Day and McRae, my favorites, as i

couldn't lick slow enough to make

the sucker last.

all those songs, all those fantasies

i just knew would be mine ~

one ten-year-old dreamer

as the caramel evaporates.


joanconnor 03/27/2022



Sunday, March 20, 2022

Prompts for Memoir Class

 


What a delight! Enough pages have flipped on the calendar and the time is here!  It is memoir writing time at Dietert Senior Center. The class will meet for five weeks, ninety minutes each Thursday morning. That is not much time to "memoir one's life," but we can begin, share, motivate and instill inspirations with one another.

The curriculum design from Story Circle Network — Women Writers & Writing Resources that I am implementing is broad. It has good framework and then the add-ons are my design and challenge my creativity, such as the prompts below.

I begin with a chair poem as learned in Amherst Writers & Artists A home for writers & writing workshop leaders ⋆ Amherst Writers & Artists. The poem may or may not be used as a writing prompt. It may just be a "gift" to enjoy.

Then the sharing takes place, and we also share writing space incorporating the main idea of the day. For example, our first meeting centered around our ancestors, legacies they have left, memories they created with us, absences in our lives, etc.

The meeting did not have a closure to it that I would and should have implemented. I shall try to develop that facet for this next meeting. It is important, I believe, to have a meditative closure or a short inspirational thought.

Here are the three prompts I emailed the participants to encourage writing:

  1. Although my ancestor’s life experience cannot be confirmed with facts, I have come to these conclusions….           (from Rachael Freed’s Women’s Lives, Women’s Legacies)

  2. Create a list of “firsts” from your timeline, i.e., first home, first school, first friend, first kiss, first job, airplane/train/bus ride, first car, first trip alone, etc. Elaborate as you desire when a “first” grows into another story and yet another memory.
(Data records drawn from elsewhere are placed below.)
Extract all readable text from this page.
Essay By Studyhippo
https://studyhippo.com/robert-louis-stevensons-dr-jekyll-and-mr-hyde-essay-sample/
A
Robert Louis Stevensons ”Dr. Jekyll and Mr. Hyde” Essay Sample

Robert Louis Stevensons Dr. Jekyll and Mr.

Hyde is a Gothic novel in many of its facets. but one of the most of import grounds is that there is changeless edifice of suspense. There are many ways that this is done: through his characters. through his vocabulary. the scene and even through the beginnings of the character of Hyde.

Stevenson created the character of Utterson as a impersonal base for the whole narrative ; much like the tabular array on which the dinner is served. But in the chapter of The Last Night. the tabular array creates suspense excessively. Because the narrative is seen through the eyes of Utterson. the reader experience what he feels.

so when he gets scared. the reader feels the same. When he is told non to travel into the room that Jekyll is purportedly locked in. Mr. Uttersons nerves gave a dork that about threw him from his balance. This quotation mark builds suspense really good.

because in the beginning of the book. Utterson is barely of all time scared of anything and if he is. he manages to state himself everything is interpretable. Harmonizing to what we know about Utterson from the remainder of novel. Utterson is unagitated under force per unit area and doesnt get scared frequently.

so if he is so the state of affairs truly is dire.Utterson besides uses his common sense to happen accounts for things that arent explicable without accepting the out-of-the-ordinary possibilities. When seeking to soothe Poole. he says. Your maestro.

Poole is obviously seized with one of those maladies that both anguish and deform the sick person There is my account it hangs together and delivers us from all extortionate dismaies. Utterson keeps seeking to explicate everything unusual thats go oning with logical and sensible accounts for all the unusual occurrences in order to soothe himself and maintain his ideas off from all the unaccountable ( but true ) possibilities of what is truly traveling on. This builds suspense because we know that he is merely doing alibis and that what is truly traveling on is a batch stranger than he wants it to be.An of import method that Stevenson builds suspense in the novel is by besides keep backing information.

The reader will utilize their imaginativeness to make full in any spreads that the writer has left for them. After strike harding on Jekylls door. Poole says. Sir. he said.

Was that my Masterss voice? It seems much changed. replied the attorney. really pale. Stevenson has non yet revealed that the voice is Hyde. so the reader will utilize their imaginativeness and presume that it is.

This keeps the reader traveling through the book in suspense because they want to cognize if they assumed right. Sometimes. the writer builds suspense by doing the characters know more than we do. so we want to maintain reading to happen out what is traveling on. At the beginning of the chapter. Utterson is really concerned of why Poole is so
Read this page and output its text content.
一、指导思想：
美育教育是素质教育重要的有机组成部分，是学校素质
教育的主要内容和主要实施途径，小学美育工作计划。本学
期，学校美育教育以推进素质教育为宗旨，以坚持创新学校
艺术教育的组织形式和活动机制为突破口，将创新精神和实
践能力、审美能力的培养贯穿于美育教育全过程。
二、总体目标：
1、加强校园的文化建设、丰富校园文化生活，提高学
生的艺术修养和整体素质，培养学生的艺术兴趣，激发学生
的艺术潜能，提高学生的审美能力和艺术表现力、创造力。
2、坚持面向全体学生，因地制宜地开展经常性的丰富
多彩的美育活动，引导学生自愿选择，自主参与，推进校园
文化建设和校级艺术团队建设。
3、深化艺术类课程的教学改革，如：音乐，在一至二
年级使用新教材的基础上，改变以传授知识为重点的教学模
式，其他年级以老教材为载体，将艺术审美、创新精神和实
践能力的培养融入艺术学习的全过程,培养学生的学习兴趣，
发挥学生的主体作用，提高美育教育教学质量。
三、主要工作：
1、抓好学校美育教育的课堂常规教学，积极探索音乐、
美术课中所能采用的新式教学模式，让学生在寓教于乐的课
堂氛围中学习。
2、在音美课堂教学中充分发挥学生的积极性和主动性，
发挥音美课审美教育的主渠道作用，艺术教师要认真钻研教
  3. Write about something that has been passed down through your family for generations, perhaps an appreciation for music, or books or a type of food. Explore the positive and negative implications of this inheritance and how it has shaped you.

As you see, you can write objectively as in (2) or weave in your opinion as in (1) or subjectively explore the environmental influence that you select in (3).

Happy Memoir Musing!

Saturday, March 5, 2022

Life Is But a Dream


Do you remember the 50's? Do you recall this doo-wop Harptone hit?

I wrote the poem below to fulfill a prompt about "dream." It was accepted and printed in Story Circle Network's quarterly journal this March 2022. You have read of my association with Story Circle before, a wonderful organization promoting women writers.

Do check out this tear-jerking rendition by the Harptones - their final performance in 2018. Willie Winfield and The Harptones - "Life is But a Dream" - Bing video

Willie passed away this past July 2021. What a voice!


Three Credos from The Harptones


1. It's what you make it

words perform acrobatics

on my google docs paper

keys in harmony

thoughts catapult

tumble to become

melodies, my melodies

resonate - 

an effort to 

be on pitch.

2. always try to give

who will benefit

from gifts i have

given, so few,

do more than 

i - do not neglect

to do good. *

3. don't ever take it

dream of less

desire less

 wants overwhelm

the need to dream be

yond parallels the possible

for others - not oneself.


* Hebrews 13:15 ESV

Italicized lyrics excerpted from

"Life is But a Dream," sung by the Harptones, 1955.